The Hall stands upon a piece of ground presented to the Company by W. Smallwood, Master, 1487. The first building was destroyed in the Great Fire and the present one is that which replaced it.

The Company now have a livery of 103; a Corporate Income of £5400; and a Trust Income of £233.

The Ordinances of the Pewterers were submitted to the mayor and aldermen in 1348. They may be found in Riley (Memorials, 241). They contain clauses similar to those in the ordinances of other trades, including the power of appointing overseers of their own body. Two years later we find a Pewterer named John de Hiltone brought before the mayor on the charge of making “false” salt-cellars and “potels.” The “false” vessels were forfeited. The use of pewter for domestic purposes was universal. Dishes, plates, basins, drinking cups, measures were all made of pewter. There are luncheon-rooms in the City at the present day where steaks and chops are served on pewter: at Lincoln’s Inn the dishes are still of pewter; in the last century children and servants took their meals off pewter. These facts explain the flourishing condition of the Company and its large income.

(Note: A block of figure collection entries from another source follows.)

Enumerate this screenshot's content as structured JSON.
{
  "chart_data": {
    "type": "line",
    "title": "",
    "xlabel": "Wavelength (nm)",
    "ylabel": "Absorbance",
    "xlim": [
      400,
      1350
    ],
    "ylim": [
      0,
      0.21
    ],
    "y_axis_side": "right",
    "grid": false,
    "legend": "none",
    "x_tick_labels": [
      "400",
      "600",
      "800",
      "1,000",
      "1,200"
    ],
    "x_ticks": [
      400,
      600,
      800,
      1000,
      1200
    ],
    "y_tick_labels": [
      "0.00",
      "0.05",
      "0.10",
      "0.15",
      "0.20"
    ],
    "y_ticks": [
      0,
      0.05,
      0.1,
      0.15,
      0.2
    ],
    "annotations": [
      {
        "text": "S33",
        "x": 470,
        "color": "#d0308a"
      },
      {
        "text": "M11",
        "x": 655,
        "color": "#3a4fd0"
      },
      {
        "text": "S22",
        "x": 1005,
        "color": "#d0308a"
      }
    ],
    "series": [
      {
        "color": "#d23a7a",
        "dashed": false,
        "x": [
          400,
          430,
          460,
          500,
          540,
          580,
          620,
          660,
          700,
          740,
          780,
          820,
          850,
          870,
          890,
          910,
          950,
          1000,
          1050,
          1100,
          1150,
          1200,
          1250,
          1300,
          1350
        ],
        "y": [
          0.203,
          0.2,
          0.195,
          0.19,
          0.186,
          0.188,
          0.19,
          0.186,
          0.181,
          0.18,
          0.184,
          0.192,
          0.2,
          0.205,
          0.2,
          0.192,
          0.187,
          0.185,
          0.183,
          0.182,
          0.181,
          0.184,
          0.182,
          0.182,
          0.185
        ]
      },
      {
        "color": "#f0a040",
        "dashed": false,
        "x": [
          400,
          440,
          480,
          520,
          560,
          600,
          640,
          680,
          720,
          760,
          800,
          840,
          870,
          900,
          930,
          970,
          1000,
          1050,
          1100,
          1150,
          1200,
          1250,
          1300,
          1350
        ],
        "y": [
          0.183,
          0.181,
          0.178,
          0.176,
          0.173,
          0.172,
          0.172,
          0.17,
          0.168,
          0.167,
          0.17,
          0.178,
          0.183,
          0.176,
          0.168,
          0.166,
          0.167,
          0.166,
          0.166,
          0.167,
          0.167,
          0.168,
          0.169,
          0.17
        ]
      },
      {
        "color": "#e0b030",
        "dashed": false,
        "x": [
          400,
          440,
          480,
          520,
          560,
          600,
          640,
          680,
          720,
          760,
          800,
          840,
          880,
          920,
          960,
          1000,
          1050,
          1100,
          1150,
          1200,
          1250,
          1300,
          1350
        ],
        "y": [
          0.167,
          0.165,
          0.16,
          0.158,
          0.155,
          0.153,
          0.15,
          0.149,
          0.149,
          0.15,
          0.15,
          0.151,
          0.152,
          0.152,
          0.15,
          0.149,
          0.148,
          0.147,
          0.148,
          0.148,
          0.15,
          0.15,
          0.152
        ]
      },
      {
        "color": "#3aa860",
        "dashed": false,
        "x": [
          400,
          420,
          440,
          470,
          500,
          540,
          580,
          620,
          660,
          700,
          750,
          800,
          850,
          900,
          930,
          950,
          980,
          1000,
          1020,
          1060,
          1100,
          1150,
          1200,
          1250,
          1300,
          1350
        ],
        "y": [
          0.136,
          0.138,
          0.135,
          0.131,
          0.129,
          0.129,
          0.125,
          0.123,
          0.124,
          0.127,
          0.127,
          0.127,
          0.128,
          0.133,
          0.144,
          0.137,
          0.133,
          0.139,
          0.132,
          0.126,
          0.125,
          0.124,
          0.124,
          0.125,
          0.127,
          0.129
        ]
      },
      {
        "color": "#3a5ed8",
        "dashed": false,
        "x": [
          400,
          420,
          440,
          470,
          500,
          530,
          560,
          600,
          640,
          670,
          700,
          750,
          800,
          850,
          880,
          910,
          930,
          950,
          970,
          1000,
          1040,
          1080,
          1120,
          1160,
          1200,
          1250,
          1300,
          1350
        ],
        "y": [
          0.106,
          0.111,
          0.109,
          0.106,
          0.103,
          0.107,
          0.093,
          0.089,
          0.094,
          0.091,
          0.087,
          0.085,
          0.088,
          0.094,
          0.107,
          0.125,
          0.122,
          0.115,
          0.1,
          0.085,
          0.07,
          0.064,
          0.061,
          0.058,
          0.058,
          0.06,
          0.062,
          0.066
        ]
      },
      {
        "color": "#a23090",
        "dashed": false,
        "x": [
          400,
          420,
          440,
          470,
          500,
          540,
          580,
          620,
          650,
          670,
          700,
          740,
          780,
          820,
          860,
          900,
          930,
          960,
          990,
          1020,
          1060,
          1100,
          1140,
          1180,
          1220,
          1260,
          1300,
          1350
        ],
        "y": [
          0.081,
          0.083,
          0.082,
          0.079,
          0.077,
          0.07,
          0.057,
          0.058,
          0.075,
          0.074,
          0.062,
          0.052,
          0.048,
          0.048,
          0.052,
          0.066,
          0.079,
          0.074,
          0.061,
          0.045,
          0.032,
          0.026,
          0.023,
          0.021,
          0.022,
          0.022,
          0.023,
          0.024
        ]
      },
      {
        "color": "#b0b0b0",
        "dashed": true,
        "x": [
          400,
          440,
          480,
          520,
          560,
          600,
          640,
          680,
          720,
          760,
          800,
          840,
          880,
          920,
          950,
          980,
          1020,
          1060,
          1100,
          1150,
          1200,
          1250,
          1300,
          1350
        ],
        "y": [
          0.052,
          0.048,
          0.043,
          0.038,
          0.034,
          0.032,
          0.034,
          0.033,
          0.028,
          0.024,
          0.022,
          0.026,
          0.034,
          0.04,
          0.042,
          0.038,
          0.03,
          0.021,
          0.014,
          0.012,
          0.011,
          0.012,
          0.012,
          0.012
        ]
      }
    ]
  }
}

St. Dionis Backchurch was situated at the south-west corner of Lime Street behind Fenchurch Street, from which position it probably derived its name of Backchurch. It was burnt down by the Great Fire, and rebuilt by Wren in 1674, and the steeple added in 1684. In 1878 this building was pulled down by an Order in Council. Part of the money obtained from the site was given to the foundation of a new church of St. Dionis at Parsons Green erected in 1885. The earliest date of an incumbent is 1288.